European Union ministers will support a proposal to offer compensation to Japan in return for an agreement to build the world’s first thermonuclear reactor in France, officials said Wednesday.

Nuclear fusion has been touted as a long-term solution to the world’s energy problems, as it would be low on pollution and use limitless sea water as fuel. But 50 years of research have so far failed to produce a commercially viable fusion reactor.

The European Commission, the executive body of the European Union, last week offered Japan a package of incentives to persuade it to give up its bid to host the fusion reactor, allowing a site in Cadarache, France, to win instead.

EU industry ministers will discuss the issue at a meeting Friday and are expected to unanimously endorse the commission’s proposal.
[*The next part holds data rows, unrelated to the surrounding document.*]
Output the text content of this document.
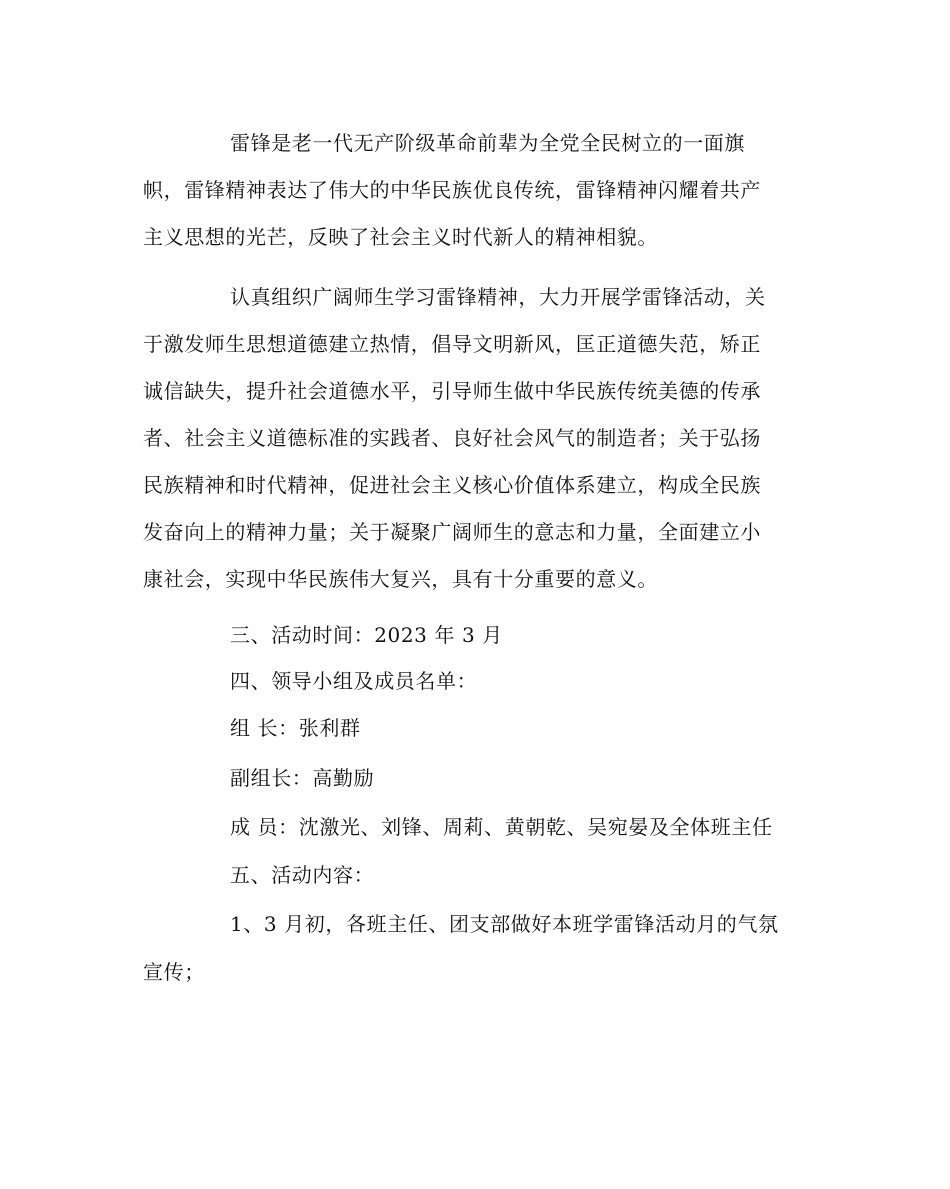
雷锋是老一代无产阶级革命前辈为全党全民树立的一面旗
帜，雷锋精神表达了伟大的中华民族优良传统，雷锋精神闪耀着共产
主义思想的光芒，反映了社会主义时代新人的精神相貌。
认真组织广阔师生学习雷锋精神，大力开展学雷锋活动，关
于激发师生思想道德建立热情，倡导文明新风，匡正道德失范，矫正
诚信缺失，提升社会道德水平，引导师生做中华民族传统美德的传承
者、社会主义道德标准的实践者、良好社会风气的制造者；关于弘扬
民族精神和时代精神，促进社会主义核心价值体系建立，构成全民族
发奋向上的精神力量；关于凝聚广阔师生的意志和力量，全面建立小
康社会，实现中华民族伟大复兴，具有十分重要的意义。
三、活动时间：2023 年 3 月
四、领导小组及成员名单：
组 长：张利群
副组长：高勤励
成 员：沈激光、刘锋、周莉、黄朝乾、吴宛晏及全体班主任
五、活动内容：
1、3 月初，各班主任、团支部做好本班学雷锋活动月的气氛
宣传；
They will also charge the commission to continue negotiations, diplomats said.

“All of the delegations were in favor of the recommendations,” an EU official said, referring to a discussion among the 25-nation bloc’s ambassadors to the EU.

The EU prefers to seek agreement with all six parties in the project — the EU, Japan, China, Russia, the United States, and South Korea — but is ready to go ahead and build the reactor with its European partners in case of a blockage.

According to a diplomat, the EU offer could include the creation of an institute for fusion in Japan worth $1.3 billion (1 billion euros) that would be charged with pre-research activity linked to the ITER project, on condition that Japan raises its financial contribution.

The Commission said last week it would offer Japan a “privileged partner role.”

ITER’s construction is currently forecast to cost $6 billion (4.57 billion euros). The EU intends to cover 40 percent of that from the European Community budget, while France has proposed doubling its contribution to 20 percent of the costs.

The United States and South Korea have previously supported the site at Rokkasho, a Japanese fishing village, but EU sources believe they would back Cadarache if Tokyo steps aside.

Japan has pressed for compensation if its bid fails and has accused the EU of being high-handed in the negotiations.